LadyGrinningSoul85 · 20/12/2023 14:37

I'm in this situation.
For years it was lack of funds. I wanted a small wedding with just a few witnesses, and my partner wanted a big wedding with all his friends there.

Fast forward 16 years and he's now conceded that we should just get married with a couple of witnesses as it's just getting silly.

TrashedSofa · 20/12/2023 15:40

Ilikepinacoladass · 20/12/2023 14:29

But the whole tradition of surnames going through the man's side is patriarchal BS so I can see why lots of woman couldn't give a toss if their name came from the man's side of her family or the man's side of her husband's family. The only way I'd feel attached to my surname is it is was made up or came through my mum's side, or anything else other than the current norm of forgetting woman exist

None of this makes the post I replied to any less a logic fail.

If people don't care, that's fine, but they can say as much without the double standard. Not that most of us know how our surnames originated anyway. And if anyone wants to say that their husband and father get their own names, despite virtually never being the first to have them, explain why that doesn't also apply to women.

FreshWinterMorning · 20/12/2023 17:31

Ginnnny · 19/12/2023 09:58

Well in my personal case, we got engaged then had a baby. Then I didn't want to be a fat bride. Then there was a redundancy and two new jobs. Then another baby. And now, weddings are too expensive quite frankly!

Weddings do NOT have to be expensive FGS. Also, I find it inexplicable that you had a baby, which costs 1000s of £££ a year, but couldn't manage 1 or 2 hundred £££ for a wedding. Confused

Book a ceremony at Birmingham Register Office | Book a marriage or civil partnership ceremony at Birmingham Register Office | Birmingham City Council

SouthLondonMum22 · 20/12/2023 18:45

Ilikepinacoladass · 20/12/2023 14:29

But the whole tradition of surnames going through the man's side is patriarchal BS so I can see why lots of woman couldn't give a toss if their name came from the man's side of her family or the man's side of her husband's family. The only way I'd feel attached to my surname is it is was made up or came through my mum's side, or anything else other than the current norm of forgetting woman exist

I feel attached to my name because I've had it for 35+ years. No matter where it came from, it's my name.

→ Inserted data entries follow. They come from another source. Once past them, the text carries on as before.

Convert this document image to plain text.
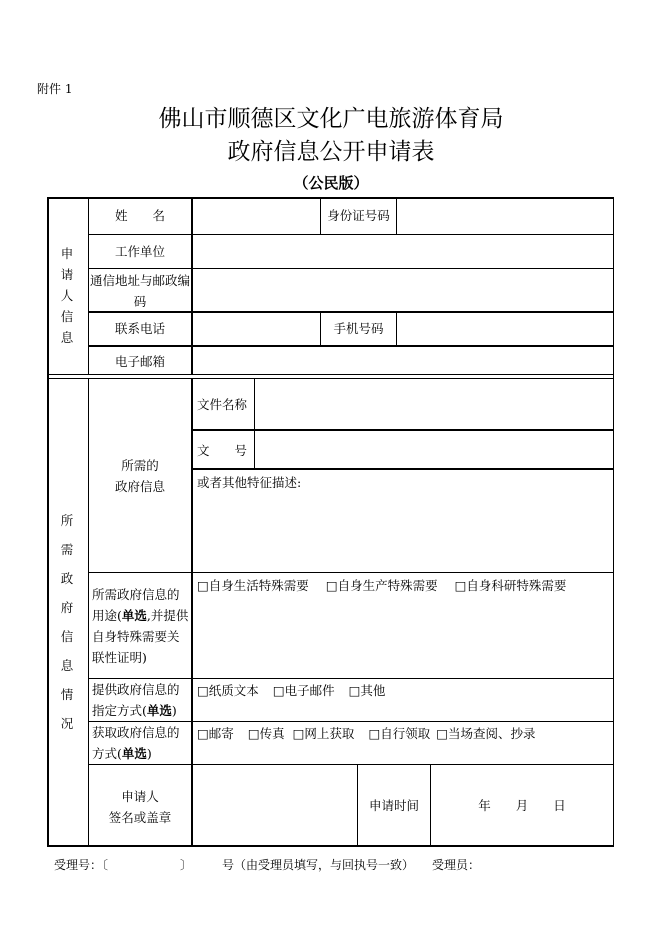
附件 1
佛山市顺德区文化广电旅游体育局
政府信息公开申请表
（公民版）
申
请
人
信
息
姓　　名	身份证号码
工作单位
通信地址与邮政编码
联系电话	手机号码
电子邮箱
所
需
政
府
信
息
情
况
所需的
政府信息
文件名称
文　　号
或者其他特征描述:
所需政府信息的用途(单选,并提供自身特殊需要关联性证明)
□自身生活特殊需要 □自身生产特殊需要 □自身科研特殊需要
提供政府信息的指定方式(单选)
□纸质文本 □电子邮件 □其他
获取政府信息的方式(单选)
□邮寄 □传真 □网上获取 □自行领取 □当场查阅、抄录
申请人
签名或盖章
申请时间	年　　月　　日
受理号：〔　　　　　　〕　　　号（由受理员填写，与回执号一致）　　受理员：
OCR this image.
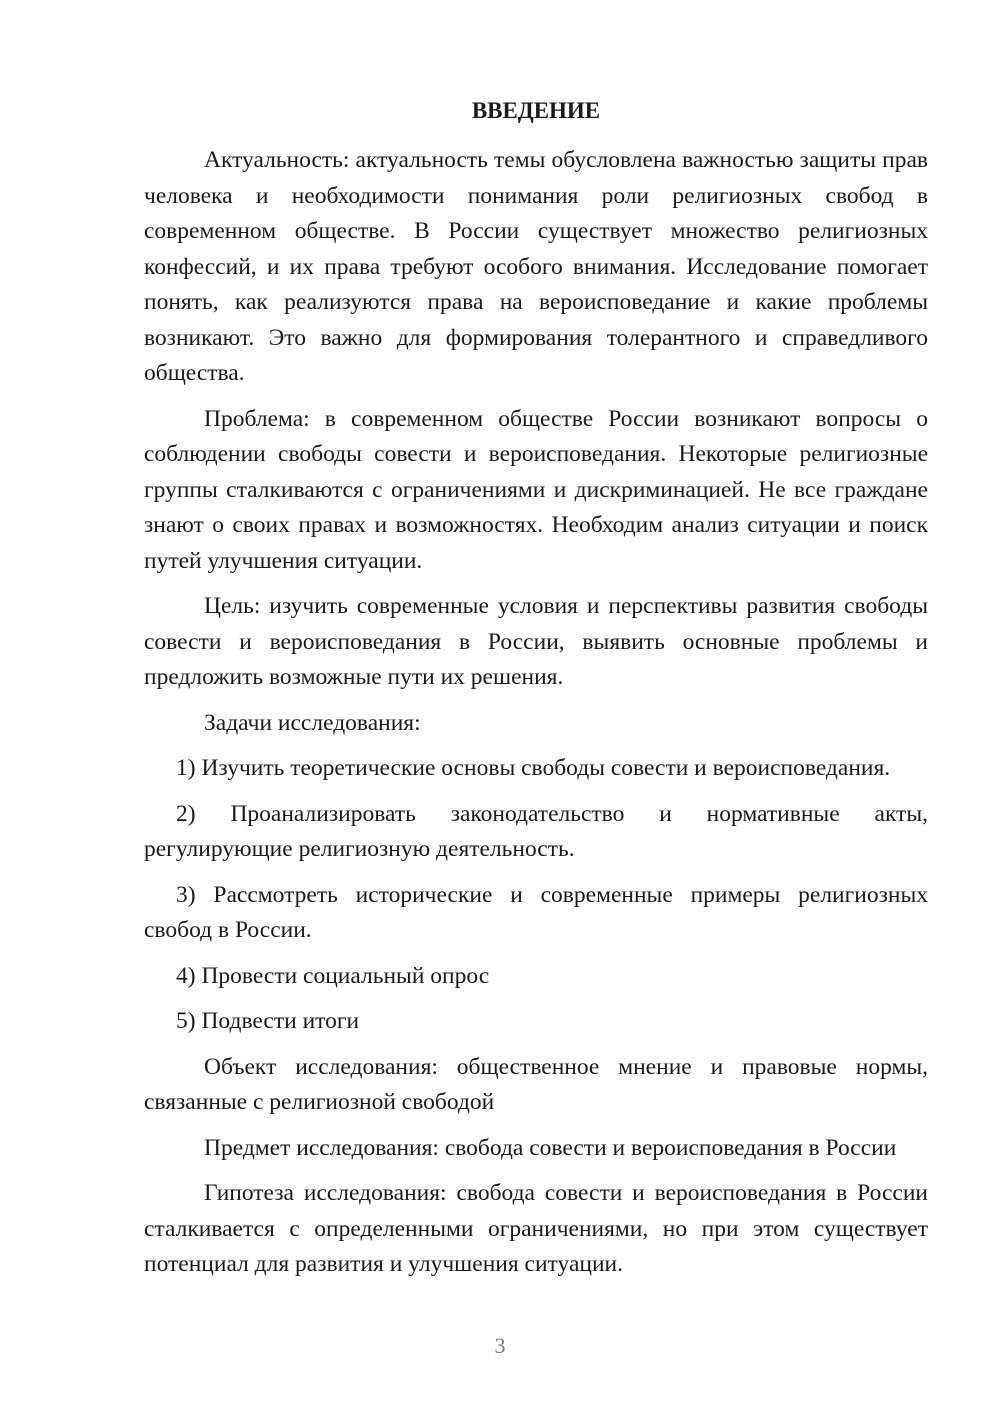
ВВЕДЕНИЕ

Актуальность: актуальность темы обусловлена важностью защиты прав человека и необходимости понимания роли религиозных свобод в современном обществе. В России существует множество религиозных конфессий, и их права требуют особого внимания. Исследование помогает понять, как реализуются права на вероисповедание и какие проблемы возникают. Это важно для формирования толерантного и справедливого общества.

Проблема: в современном обществе России возникают вопросы о соблюдении свободы совести и вероисповедания. Некоторые религиозные группы сталкиваются с ограничениями и дискриминацией. Не все граждане знают о своих правах и возможностях. Необходим анализ ситуации и поиск путей улучшения ситуации.

Цель: изучить современные условия и перспективы развития свободы совести и вероисповедания в России, выявить основные проблемы и предложить возможные пути их решения.

Задачи исследования:

1) Изучить теоретические основы свободы совести и вероисповедания.

2) Проанализировать законодательство и нормативные акты, регулирующие религиозную деятельность.

3) Рассмотреть исторические и современные примеры религиозных свобод в России.

4) Провести социальный опрос

5) Подвести итоги

Объект исследования: общественное мнение и правовые нормы, связанные с религиозной свободой

Предмет исследования: свобода совести и вероисповедания в России

Гипотеза исследования: свобода совести и вероисповедания в России сталкивается с определенными ограничениями, но при этом существует потенциал для развития и улучшения ситуации.

3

The double standards of men having their own name but women having their fathers name also doesn't help with the current norm of forgetting women exist.

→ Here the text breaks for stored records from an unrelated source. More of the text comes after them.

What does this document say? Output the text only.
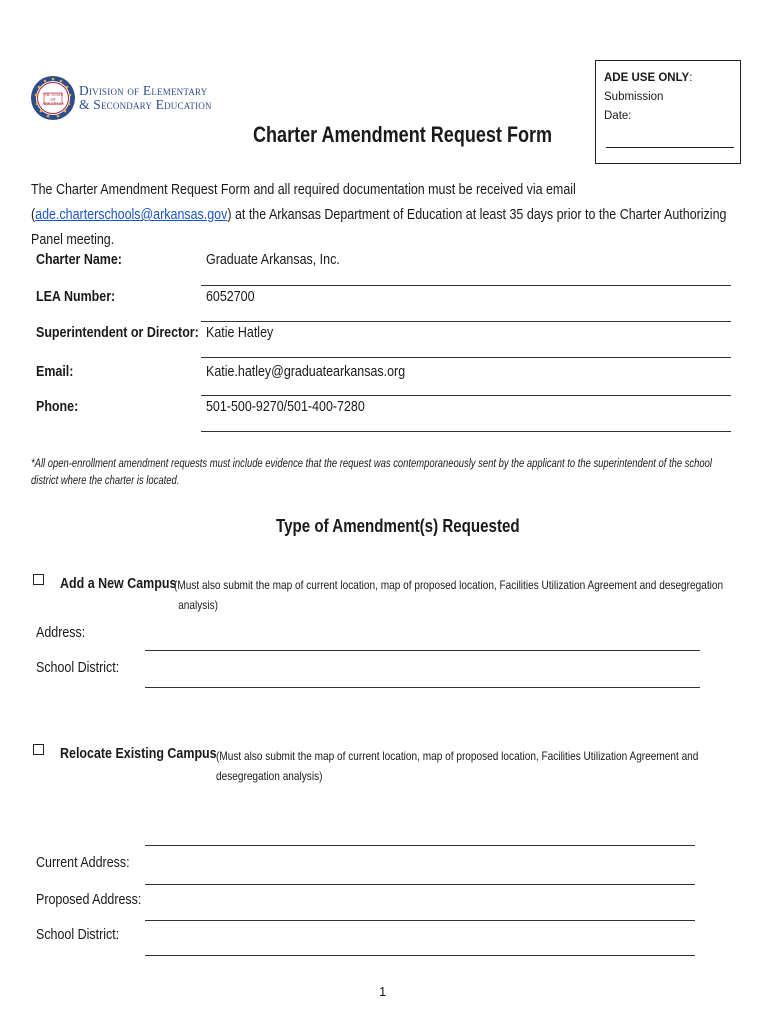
THE STATE OF ARKANSAS
Division of Elementary
& Secondary Education
ADE USE ONLY: Submission
Date:
Charter Amendment Request Form
The Charter Amendment Request Form and all required documentation must be received via email (ade.charterschools@arkansas.gov) at the Arkansas Department of Education at least 35 days prior to the Charter Authorizing Panel meeting.
Charter Name:	Graduate Arkansas, Inc.
LEA Number:	6052700
Superintendent or Director: Katie Hatley
Email:	Katie.hatley@graduatearkansas.org
Phone:	501-500-9270/501-400-7280
*All open-enrollment amendment requests must include evidence that the request was contemporaneously sent by the applicant to the superintendent of the school district where the charter is located.
Type of Amendment(s) Requested
Add a New Campus
(Must also submit the map of current location, map of proposed location, Facilities Utilization Agreement and desegregation
analysis)
Address:
School District:
Relocate Existing Campus (Must also submit the map of current location, map of proposed location, Facilities Utilization Agreement and
desegregation analysis)
Current Address:
Proposed Address:
School District:
1
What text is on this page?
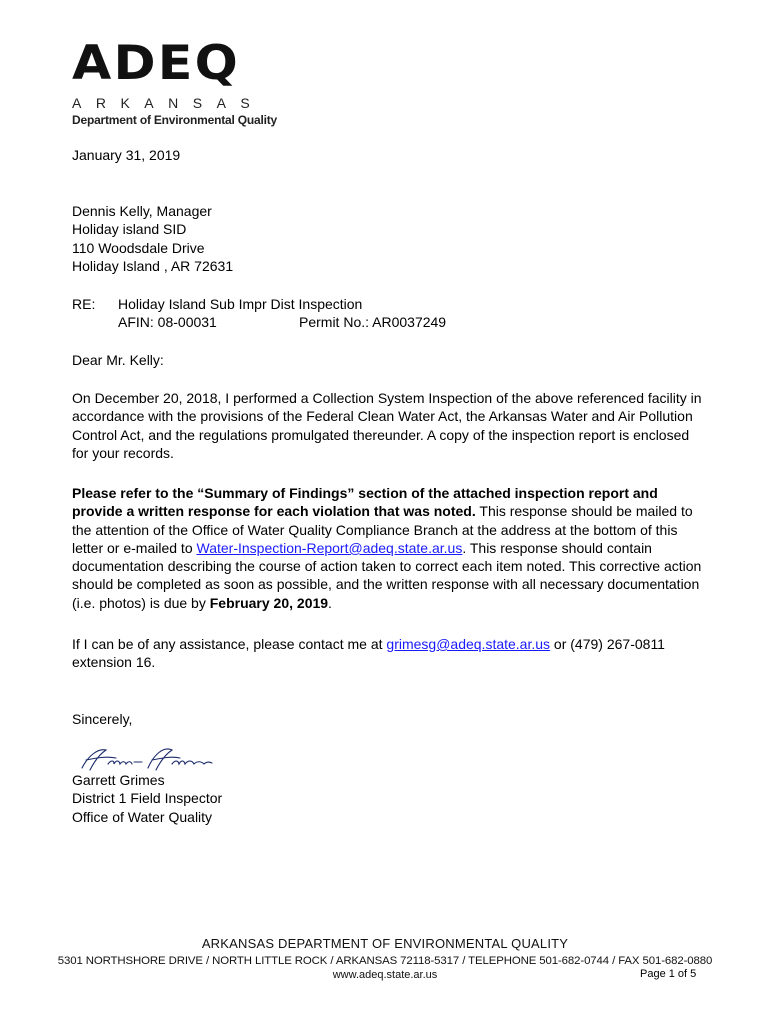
ADEQ
ARKANSAS
Department of Environmental Quality
January 31, 2019
Dennis Kelly, Manager
Holiday island SID
110 Woodsdale Drive
Holiday Island , AR 72631
RE: Holiday Island Sub Impr Dist Inspection
AFIN: 08-00031	Permit No.: AR0037249
Dear Mr. Kelly:
On December 20, 2018, I performed a Collection System Inspection of the above referenced facility in accordance with the provisions of the Federal Clean Water Act, the Arkansas Water and Air Pollution Control Act, and the regulations promulgated thereunder. A copy of the inspection report is enclosed for your records.
Please refer to the “Summary of Findings” section of the attached inspection report and provide a written response for each violation that was noted. This response should be mailed to the attention of the Office of Water Quality Compliance Branch at the address at the bottom of this letter or e-mailed to Water-Inspection-Report@adeq.state.ar.us. This response should contain documentation describing the course of action taken to correct each item noted. This corrective action should be completed as soon as possible, and the written response with all necessary documentation (i.e. photos) is due by February 20, 2019.
If I can be of any assistance, please contact me at grimesg@adeq.state.ar.us or (479) 267-0811 extension 16.
Sincerely,
Garrett Grimes
District 1 Field Inspector
Office of Water Quality
ARKANSAS DEPARTMENT OF ENVIRONMENTAL QUALITY
5301 NORTHSHORE DRIVE / NORTH LITTLE ROCK / ARKANSAS 72118-5317 / TELEPHONE 501-682-0744 / FAX 501-682-0880
www.adeq.state.ar.us	Page 1 of 5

Coatnshoesconundrum · 20/12/2023 20:14

That Birmingham link is similar to the Manchester one I shared, only marginally more generous. Price creeps up to get any guests more than the two witnesses. Price creeps up to do anything other than the one day, Tuesday. Price creeps up to secure a booking over a year in advance. It seems a cynical fulfilment of the statutory duty.

Toomuchfun · 20/12/2023 20:18

Been with my partner 5 years, 6 in January. Engaged just over a year.
We got pregnant at the end of covid, told it would be difficult to get pregnant, expected to have to do IVF.
Bought a house 9 months later and moved in 3 months after as we did a big renovation.
We are already tied together with mortgage and child so a piece of paper really doesn't add much.
We are saving and want our child to be about 5 or 6 when we get married so he can enjoy it and spend the night with family.
The Engagement is to show that we want to get married, plan to and love each other. We would just rather get on the housing ladder and start a family.

SusanKennedyshouldLTB · 20/12/2023 20:48

We are already tied together with mortgage and child so a piece of paper really doesn't add much.

calling marriage a piece of paper is a nonsense, and why so many women get screwed over time and time again.

NeonSoda · 20/12/2023 21:07

I don’t regard marriage as a commitment - divorce isn’t exactly difficult or expensive.

However I do regard marriage as a bullshit tool of the patriarchy and would never willingly get married because of that.